Na realidade, meios, fins imediatos e mediatos fazem parte de uma mesma e articulada lógica insurrecional. Por exemplo, as pressões pelo assentamento das 140 mil famílias acampadas à espera da terra prometida pelo governo, segundo os números do MST, têm apenas importância tática, restrita. Para Stédile, a expansão do agronegócio de ampla base tecnológica tornou obsoleto "o modelo das reformas agrárias clássicas". Já não se trata de distribuir lotes aos que deles precisam para sobreviver: isso é detalhe.

Hoje, a reforma agrária "pressupõe um novo projeto político para o País", diz Stédile. "Necessariamente", faz questão de enfatizar. "A reforma agrária não se viabiliza no modelo neoliberal." A partir dessas palavras, é imperativo encarar cada uma e todas as ações - legais, pára-legais ou francamente ilegais - do MST como etapas da construção de um processo que, em nome da "democratização da sociedade" privilegia "novos mecanismos de participação popular" por oposição aos mecanismos da institucionalidade democrática: direitos individuais, liberdade de expressão, pluripartidarismo, eleições livres e regulares, alternância no poder e respeito às decisões do Judiciário.

O processo é revolucionário na medida em que presume implicitamente que aqueles "novos mecanismos" requerem a violência para se impor. Atos de selvageria como a destruição de um centro de pesquisas agrícolas da Aracruz no Rio Grande do Sul são legitimados pelo fato de a empresa ser "o símbolo do modelo do agronegócio neoliberal" e do capitalismo internacional. Como todo revolucionário quando confrontado com a questão da violência para atingir os seus alvos, Stédile a julga assunto menor perto do que seria o principal: "Ela é conseqüência do processo da imposição de um modelo..."

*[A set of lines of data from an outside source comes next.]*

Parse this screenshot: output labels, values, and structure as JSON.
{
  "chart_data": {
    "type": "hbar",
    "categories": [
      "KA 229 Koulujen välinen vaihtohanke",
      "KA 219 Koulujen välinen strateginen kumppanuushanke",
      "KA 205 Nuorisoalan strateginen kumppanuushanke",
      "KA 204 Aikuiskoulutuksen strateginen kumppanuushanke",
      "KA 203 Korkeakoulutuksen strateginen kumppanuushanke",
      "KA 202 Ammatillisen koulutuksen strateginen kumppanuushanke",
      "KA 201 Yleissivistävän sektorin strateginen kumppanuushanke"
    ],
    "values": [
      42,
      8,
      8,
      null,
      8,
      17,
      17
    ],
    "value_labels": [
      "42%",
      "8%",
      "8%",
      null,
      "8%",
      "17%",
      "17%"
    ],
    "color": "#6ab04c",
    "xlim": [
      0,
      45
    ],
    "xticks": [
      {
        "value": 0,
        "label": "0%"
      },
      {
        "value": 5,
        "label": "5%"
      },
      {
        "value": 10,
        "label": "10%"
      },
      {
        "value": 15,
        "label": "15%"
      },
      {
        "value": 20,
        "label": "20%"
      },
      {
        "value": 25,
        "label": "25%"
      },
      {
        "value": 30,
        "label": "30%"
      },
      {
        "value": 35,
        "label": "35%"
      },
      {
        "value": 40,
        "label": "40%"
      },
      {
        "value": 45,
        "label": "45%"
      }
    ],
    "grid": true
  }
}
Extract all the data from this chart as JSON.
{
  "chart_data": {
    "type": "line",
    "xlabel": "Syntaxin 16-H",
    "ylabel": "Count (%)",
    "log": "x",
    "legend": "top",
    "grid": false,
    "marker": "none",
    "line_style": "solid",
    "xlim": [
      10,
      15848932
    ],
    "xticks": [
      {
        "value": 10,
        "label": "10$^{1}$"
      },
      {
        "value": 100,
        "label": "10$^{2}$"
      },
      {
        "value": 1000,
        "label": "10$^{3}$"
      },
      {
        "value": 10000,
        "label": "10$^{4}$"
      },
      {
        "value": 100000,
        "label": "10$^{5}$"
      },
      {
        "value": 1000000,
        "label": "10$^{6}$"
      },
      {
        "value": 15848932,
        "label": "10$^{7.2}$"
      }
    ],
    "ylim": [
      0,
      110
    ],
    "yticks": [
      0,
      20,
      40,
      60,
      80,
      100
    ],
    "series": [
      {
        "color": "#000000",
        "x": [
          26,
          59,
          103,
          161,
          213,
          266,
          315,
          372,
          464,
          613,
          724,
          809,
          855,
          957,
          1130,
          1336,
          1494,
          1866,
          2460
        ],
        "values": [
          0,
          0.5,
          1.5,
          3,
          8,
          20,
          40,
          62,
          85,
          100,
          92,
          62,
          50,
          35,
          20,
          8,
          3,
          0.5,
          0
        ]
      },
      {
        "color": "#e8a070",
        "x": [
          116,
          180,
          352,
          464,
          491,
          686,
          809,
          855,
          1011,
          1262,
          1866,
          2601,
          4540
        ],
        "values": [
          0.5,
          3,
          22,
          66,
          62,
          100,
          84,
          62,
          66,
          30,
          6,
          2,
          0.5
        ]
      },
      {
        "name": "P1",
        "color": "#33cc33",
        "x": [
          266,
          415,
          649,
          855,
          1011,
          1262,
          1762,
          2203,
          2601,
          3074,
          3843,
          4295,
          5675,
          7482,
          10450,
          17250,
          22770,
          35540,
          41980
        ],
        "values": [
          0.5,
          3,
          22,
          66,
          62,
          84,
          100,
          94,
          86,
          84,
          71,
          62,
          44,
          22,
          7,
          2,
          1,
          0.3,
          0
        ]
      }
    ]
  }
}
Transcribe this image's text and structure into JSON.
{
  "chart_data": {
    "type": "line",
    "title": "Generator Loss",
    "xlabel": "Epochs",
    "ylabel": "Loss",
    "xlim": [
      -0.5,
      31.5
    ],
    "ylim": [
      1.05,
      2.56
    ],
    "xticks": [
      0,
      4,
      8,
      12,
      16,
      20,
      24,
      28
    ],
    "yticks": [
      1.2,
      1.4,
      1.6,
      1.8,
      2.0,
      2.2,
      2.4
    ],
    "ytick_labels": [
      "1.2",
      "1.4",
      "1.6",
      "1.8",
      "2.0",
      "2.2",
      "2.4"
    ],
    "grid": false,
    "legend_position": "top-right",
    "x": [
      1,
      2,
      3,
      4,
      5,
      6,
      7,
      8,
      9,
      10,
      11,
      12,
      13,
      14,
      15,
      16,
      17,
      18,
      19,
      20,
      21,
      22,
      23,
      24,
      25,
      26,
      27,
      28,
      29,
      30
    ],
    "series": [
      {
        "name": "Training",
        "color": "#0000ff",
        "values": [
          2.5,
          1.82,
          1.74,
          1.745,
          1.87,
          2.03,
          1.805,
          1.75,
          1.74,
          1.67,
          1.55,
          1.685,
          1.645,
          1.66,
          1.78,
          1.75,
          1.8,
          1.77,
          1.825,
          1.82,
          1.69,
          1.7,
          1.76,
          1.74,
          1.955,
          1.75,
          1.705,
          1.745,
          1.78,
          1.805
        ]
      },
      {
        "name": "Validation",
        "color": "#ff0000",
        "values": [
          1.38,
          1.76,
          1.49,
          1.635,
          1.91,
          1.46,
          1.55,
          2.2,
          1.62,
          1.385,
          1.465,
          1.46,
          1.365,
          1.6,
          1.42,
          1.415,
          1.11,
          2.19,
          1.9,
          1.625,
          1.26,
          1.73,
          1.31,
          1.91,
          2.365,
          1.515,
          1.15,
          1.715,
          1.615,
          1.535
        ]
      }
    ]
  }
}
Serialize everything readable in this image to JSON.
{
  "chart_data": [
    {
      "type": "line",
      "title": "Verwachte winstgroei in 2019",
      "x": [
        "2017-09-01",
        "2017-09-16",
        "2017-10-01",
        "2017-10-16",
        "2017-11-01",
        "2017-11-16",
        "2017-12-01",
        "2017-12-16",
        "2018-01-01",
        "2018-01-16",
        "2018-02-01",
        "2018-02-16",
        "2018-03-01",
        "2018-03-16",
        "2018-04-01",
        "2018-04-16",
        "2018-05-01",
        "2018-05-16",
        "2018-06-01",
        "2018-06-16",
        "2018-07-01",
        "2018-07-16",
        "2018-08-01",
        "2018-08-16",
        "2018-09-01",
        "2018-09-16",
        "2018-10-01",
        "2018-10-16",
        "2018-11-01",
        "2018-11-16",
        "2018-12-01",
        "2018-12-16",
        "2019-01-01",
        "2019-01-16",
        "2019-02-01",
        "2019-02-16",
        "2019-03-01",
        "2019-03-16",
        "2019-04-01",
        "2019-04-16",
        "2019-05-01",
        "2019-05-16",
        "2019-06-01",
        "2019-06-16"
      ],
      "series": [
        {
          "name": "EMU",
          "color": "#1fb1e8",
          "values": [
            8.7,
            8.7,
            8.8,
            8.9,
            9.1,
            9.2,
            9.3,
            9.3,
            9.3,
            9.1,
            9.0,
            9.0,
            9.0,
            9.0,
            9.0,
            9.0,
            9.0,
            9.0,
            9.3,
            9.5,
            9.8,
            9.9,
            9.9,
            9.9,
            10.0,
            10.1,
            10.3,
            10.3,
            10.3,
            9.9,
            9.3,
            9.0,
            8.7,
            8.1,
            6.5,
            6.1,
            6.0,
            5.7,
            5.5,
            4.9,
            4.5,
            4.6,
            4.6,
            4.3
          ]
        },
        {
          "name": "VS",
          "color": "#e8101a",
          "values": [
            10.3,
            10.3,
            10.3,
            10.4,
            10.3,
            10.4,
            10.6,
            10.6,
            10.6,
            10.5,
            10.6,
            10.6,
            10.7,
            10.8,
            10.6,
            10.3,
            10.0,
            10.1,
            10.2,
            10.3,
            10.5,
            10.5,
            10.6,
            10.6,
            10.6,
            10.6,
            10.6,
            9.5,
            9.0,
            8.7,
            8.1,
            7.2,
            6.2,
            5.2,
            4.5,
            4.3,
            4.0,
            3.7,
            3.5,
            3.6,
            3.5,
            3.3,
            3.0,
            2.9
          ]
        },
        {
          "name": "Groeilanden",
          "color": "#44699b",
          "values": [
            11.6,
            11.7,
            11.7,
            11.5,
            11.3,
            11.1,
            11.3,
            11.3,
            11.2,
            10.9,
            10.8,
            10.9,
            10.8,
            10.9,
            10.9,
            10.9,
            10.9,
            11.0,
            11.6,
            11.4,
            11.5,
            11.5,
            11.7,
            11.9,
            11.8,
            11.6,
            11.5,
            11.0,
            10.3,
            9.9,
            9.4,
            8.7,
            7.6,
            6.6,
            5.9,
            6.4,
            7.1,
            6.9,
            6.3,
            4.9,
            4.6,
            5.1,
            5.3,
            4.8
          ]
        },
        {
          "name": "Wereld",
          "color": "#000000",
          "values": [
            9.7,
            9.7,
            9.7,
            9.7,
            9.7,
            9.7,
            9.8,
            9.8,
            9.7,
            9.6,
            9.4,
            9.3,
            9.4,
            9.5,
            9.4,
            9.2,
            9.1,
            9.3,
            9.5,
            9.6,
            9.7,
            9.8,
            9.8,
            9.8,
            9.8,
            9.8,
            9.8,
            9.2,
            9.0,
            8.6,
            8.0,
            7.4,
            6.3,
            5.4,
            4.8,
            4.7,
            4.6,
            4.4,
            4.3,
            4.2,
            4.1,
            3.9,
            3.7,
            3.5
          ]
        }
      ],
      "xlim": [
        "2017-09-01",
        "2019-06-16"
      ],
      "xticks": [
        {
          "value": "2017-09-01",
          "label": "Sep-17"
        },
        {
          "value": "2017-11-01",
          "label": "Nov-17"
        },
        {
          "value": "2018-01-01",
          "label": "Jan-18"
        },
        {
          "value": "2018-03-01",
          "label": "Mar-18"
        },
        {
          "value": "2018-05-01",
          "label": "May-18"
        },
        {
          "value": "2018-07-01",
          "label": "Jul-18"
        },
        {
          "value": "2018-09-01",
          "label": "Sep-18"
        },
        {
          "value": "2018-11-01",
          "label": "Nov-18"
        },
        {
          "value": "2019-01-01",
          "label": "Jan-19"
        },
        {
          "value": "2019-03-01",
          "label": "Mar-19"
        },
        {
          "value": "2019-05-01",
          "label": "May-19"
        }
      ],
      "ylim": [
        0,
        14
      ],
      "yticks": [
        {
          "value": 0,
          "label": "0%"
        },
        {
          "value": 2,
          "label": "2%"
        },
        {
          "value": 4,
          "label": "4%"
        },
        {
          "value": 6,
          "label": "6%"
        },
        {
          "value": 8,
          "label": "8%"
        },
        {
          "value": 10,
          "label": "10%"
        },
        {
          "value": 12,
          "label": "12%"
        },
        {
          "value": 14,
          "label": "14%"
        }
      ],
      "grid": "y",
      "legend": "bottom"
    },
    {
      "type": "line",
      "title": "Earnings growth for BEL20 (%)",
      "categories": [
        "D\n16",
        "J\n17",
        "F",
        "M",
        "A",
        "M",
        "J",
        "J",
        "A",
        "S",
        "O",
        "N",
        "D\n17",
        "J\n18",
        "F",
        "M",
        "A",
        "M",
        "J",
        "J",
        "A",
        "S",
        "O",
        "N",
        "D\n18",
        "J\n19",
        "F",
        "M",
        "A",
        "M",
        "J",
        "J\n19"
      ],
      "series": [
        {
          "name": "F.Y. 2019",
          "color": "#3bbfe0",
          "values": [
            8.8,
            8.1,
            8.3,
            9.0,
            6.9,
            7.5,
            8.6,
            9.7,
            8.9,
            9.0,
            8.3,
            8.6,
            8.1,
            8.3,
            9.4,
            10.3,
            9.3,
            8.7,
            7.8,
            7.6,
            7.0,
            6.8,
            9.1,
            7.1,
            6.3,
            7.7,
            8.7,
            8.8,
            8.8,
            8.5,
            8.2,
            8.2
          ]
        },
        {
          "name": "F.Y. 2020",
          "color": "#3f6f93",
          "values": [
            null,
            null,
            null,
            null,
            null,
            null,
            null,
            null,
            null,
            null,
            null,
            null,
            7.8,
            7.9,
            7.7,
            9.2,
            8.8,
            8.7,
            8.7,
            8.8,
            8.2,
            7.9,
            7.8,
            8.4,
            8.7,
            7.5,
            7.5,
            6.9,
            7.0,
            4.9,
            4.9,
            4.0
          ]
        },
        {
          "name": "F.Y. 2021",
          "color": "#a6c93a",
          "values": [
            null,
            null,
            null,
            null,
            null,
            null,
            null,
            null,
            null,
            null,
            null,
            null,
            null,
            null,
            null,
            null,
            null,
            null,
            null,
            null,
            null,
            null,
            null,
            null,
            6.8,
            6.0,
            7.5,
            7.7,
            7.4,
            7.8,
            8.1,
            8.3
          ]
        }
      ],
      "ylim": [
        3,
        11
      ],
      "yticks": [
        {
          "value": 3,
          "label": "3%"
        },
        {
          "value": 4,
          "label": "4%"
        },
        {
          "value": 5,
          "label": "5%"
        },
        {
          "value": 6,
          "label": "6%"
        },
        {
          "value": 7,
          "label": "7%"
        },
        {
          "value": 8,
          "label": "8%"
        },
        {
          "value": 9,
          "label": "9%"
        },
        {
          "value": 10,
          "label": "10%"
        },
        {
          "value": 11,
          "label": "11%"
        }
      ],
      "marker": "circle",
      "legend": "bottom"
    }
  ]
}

A violência como parteira da História já serviu de pretexto para a substituição de um modelo produtivo e de propriedade por outro, supostamente mais racional, apoiado na ciência e suas aplicações. O comunismo, dizia Lênin, são os sovietes mais a eletricidade. No caso do MST e congêneres do exterior com os quais está aliado, como a Via Campesina e ONGs companheiras de viagem, a violência serve ao retrocesso - a desmodernização da economia rural e a virtual abolição do comércio internacional de produtos agrícolas. Em vez disso, o Éden da agricultura familiar, quando não o comunismo primitivo, que de há muito as populações indígenas que o praticavam já descartaram.

Essencialmente, como diria Stédile, não há diferença entre esse delírio e aqueles que conduziram aos inomináveis massacres da Revolução Cultural na China e do Khmer Vermelho no Camboja, décadas atrás. Nos dois casos, o inimigo era o conhecimento, a tecnologia, o progresso e o conforto material. Pol Pot, do Khmer, um revolucionário que estudou em Paris, queria simplesmente erradicar as cidades. Na China e no Camboja de então, uma Embrapa - matriz da moderna agricultura brasileira - teria o mesmo destino do centro gaúcho de pesquisas vandalizado pela descerebrada massa de manobra do MST.

A infantaria de Stédile é decerto a primeira vítima da sua estratégia criminosa. Afinal, quanto mais violento o MST e menor o apoio da opinião pública aos seus métodos, menor a eficácia das pressões legítimas para acelerar os assentamentos. Em perspectiva ampla, porém, o que conta é o desafio emessetista ao poder do Estado: foi assim no governo Fernando Henrique, que o enfrentou com tibieza que estimulou sua ousadia. É assim no governo atual, com Lula, seu aliado ostensivo, fazendo questão de envergar publicamente o seu principal símbolo: o boné vermelho.

O partido revolucionário chamado MST escarnece do Estado que o financia.